Monday, 4 August 2008

Book reviews

I've been doing a lot of thinking the last few days about the computer and the world of the internet and I've come to the conclusion that I need to revise the way in which I use them. It's hard to really get to know someone properly online unless you're exchanging real emails on a one-to-one basis, but it is easy to *think* you know people and then be disappointed and disillusioned. I need to withdraw from virtual worlds a bit, even if that means feeling a bit isolated for a while. Better honestly isolated than feeling the delusion of support.

And so to books. Reading and writing are huge parts of my life which I ahven't really alluded to much on my blogs up until now. So, more discussion of what I'm reading and writing. Recently, I read Living with Honour: A Pagan Ethics which was a very dense and thoughtful read and has caused me to reflect on some aspects of my life and think very hard about others. In broad terms, I generally agreed with many of the author's points as I have in her previous books. I've also seen her speak on various occasions so I felt her voice and her passion come through the text which may otherwise have become rather too mystic and abstract. I'm still struggling with some issues raised by the book, which is usually the sign of a good book - sanctity and the practical consequences of animist views are areas I've always struggled to get my head round, but I'd really recommend the book, not only to Pagans as many of the issues raised are relevant to any person of faith, especially perhaps the more environmentally-based faiths such as Buddhism and simple ones such as Quakerism.
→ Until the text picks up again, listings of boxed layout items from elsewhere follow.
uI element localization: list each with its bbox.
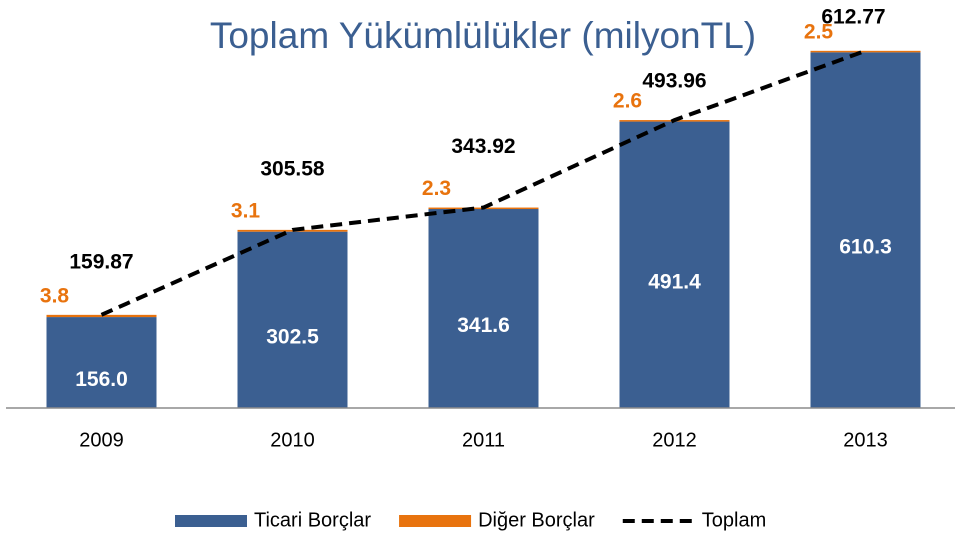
value-label: 2.3 [422, 177, 451, 200]
total-label: 612.77 [821, 6, 885, 29]
bar-segment [46, 314, 157, 318]
bar-segment [237, 231, 348, 408]
legend-swatch [175, 515, 247, 527]
value-label: 610.3 [839, 236, 892, 259]
value-label: 3.1 [231, 199, 261, 222]
bar-segment [428, 208, 539, 408]
legend-swatch [399, 515, 472, 527]
total-label: 159.87 [69, 250, 133, 273]
bar-segment [810, 52, 921, 408]
x-tick-label: 2010 [270, 429, 315, 451]
bar-segment [619, 121, 730, 409]
total-label: 343.92 [451, 135, 515, 158]
value-label: 302.5 [266, 325, 319, 348]
total-label: 493.96 [642, 70, 706, 93]
value-label: 341.6 [457, 314, 510, 337]
x-tick-label: 2011 [462, 429, 505, 451]
value-label: 156.0 [75, 368, 128, 391]
x-tick-label: 2009 [79, 429, 124, 451]
value-label: 3.8 [40, 284, 70, 307]
legend-label: Diğer Borçlar [478, 509, 595, 531]
total-line [100, 48, 867, 317]
bar-segment [237, 229, 348, 232]
bar-segment [810, 50, 921, 53]
chart-title: Toplam Yükümlülükler (milyonTL) [210, 15, 756, 56]
value-label: 2.6 [613, 90, 642, 113]
legend-label: Ticari Borçlar [254, 509, 371, 531]
value-label: 491.4 [648, 270, 701, 293]
bar-segment [46, 317, 157, 408]
x-tick-label: 2012 [652, 429, 697, 451]
total-label: 305.58 [260, 157, 325, 180]
legend-label: Toplam [702, 509, 766, 531]
value-label: 2.5 [804, 20, 834, 43]
x-tick-label: 2013 [843, 429, 888, 451]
I've just finished The Fourth Bear (Nursery Crime Adventures 2) which is the first Jasper Fforde book I have read. I've always been a science-fiction fan but this is different from most I ahve read before. I suppose the nearest other authors to compare it to are Terry Pratchett and Douglas Adams in that it is stuffed full of puns, jokes and allusions to all kinds of literary and general knowledge. However, unlike those two authors, I felt that Fforde sacrificed characterisation and the flow of the story for this humour. The characters' post-modern awareness of being characters in a book and comments of the author's skill or otherwise was very jarring for me, as I like to lose myself in a book and its world. But it is a valid literary device which others may well enjoy, so for that reason I would recommend it.